Author(s): Morel J, Salard M, Castelain C, Bayon MC, Lambert P, Vola M, Auboyer C, Molliex S
Affiliation(s): Departement d'Anesthesie Reanimation, Centre Hospitalier Universitaire de Saint Etienne, F-42055 Saint Etienne, France. firstname.lastname@example.org
Publication date & source: 2011-10, Br J Anaesth., 107(4):503-9. Epub 2011 Jun 17.

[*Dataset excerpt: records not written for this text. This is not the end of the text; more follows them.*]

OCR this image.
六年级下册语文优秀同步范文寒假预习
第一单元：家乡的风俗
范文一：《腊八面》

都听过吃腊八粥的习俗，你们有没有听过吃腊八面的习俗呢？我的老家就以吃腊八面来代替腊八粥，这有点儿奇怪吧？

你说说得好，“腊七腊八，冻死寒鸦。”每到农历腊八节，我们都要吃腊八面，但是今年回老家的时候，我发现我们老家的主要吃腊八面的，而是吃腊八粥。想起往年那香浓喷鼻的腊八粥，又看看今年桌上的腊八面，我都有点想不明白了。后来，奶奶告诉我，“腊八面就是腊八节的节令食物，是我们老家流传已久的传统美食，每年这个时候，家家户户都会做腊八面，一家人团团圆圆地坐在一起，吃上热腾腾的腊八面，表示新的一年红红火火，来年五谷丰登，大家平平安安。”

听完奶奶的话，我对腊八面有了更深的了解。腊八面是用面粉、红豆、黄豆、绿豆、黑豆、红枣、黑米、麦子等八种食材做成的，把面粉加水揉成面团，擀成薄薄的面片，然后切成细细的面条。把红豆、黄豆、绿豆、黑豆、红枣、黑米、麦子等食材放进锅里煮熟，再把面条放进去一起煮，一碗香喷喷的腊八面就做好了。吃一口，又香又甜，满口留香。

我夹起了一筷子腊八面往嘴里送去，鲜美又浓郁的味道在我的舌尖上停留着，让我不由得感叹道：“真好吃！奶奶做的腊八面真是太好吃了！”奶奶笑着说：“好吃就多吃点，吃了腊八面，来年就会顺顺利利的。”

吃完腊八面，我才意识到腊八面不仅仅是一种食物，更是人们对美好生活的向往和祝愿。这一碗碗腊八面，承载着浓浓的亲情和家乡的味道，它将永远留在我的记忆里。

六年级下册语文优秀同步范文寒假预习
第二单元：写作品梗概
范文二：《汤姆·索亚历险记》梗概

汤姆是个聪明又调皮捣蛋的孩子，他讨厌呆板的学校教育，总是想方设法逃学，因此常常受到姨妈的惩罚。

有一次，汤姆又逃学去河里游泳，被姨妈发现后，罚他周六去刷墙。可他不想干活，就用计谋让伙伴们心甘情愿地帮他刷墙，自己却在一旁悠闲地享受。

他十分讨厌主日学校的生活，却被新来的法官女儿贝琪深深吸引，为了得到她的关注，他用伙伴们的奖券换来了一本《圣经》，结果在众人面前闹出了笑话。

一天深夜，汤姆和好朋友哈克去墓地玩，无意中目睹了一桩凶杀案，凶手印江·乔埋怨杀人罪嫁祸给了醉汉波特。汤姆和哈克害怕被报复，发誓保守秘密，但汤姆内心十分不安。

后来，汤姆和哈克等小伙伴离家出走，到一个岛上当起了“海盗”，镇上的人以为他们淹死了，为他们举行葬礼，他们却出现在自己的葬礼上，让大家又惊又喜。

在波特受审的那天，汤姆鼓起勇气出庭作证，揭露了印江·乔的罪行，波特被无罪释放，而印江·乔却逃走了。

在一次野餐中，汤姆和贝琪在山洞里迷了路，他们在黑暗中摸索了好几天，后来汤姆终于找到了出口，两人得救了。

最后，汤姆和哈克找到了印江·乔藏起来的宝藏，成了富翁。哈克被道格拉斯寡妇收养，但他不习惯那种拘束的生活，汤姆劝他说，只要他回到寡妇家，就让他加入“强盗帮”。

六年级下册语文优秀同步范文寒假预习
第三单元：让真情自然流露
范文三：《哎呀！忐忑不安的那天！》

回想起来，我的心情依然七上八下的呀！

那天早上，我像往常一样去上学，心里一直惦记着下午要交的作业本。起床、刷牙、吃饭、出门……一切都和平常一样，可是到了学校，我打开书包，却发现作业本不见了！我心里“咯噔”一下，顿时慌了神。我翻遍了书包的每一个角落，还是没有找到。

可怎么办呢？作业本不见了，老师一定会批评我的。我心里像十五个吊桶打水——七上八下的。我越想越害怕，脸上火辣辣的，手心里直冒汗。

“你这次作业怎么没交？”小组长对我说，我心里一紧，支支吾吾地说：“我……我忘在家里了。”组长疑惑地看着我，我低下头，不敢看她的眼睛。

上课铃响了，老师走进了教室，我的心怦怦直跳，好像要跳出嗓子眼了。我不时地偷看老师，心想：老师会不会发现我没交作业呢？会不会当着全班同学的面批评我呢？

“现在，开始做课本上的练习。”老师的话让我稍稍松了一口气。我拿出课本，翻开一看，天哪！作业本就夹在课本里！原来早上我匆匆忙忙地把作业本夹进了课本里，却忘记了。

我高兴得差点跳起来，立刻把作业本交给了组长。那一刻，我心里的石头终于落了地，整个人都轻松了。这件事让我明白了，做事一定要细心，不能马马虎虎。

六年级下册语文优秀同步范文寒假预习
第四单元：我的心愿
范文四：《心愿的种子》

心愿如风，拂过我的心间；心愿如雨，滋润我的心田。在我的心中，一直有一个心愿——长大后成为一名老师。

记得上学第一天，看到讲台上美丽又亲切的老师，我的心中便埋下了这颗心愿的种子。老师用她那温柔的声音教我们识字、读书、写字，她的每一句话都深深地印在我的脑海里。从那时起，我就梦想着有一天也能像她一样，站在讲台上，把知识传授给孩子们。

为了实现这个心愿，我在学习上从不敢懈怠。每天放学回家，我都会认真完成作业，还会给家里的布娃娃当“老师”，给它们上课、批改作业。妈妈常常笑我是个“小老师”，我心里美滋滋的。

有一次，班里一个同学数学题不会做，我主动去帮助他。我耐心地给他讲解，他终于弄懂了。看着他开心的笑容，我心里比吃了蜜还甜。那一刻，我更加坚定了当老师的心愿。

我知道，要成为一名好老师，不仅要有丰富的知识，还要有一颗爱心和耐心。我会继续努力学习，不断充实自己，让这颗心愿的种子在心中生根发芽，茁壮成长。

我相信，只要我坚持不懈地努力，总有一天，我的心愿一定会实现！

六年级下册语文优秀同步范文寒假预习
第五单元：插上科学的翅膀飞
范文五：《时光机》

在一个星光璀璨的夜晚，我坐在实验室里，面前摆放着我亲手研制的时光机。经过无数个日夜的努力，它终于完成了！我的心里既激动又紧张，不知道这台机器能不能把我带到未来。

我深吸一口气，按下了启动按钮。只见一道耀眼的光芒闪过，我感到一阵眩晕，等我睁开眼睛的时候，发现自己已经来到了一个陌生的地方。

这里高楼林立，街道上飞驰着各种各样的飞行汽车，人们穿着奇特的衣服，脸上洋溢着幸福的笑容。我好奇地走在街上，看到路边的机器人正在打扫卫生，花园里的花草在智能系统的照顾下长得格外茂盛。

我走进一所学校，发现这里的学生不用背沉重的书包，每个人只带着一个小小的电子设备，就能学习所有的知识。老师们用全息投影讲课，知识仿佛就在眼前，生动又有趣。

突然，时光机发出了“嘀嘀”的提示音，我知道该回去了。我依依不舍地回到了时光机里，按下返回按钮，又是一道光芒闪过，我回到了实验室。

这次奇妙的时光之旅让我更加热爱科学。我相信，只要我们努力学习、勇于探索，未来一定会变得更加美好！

Publication type: Randomized Controlled Trial
BACKGROUND: The consequences of inhibition of cortisol synthesis by a single dose of etomidate on subsequent vasopressor drug usage and the duration of relative adrenal insufficiency (RAI) after cardiac surgery are not known. METHODS: This was a prospective, randomized, double-blinded controlled trial of 100 patients undergoing elective cardiac surgery and receiving either etomidate or propofol at induction of anaesthesia. A short corticotropin test was performed 12, 24, and 48 h after anaesthesia induction. RAI was defined as a response <250 nmol litre(-1). RESULTS: The mean (sd) norepinephrine infusion rate during the first 48 postoperative hours was 0.11 (0.01) and 0.11 (0.01) microg kg(-1) min(-1) in the etomidate and propofol groups, respectively (P=0.89). Time to norepinephrine withdrawal was similar between the groups. The incidence of RAI was higher in the etomidate group at 12 h (100% vs 41%, P<0.001) and 24 h (85% vs 25%, P<0.001). CONCLUSIONS: A single bolus of etomidate blunts the hypothalamic-pituitary-adrenal axis response for more than 24 h in patients undergoing elective cardiac surgery, but this was not associated with an increase in vasopressor requirements.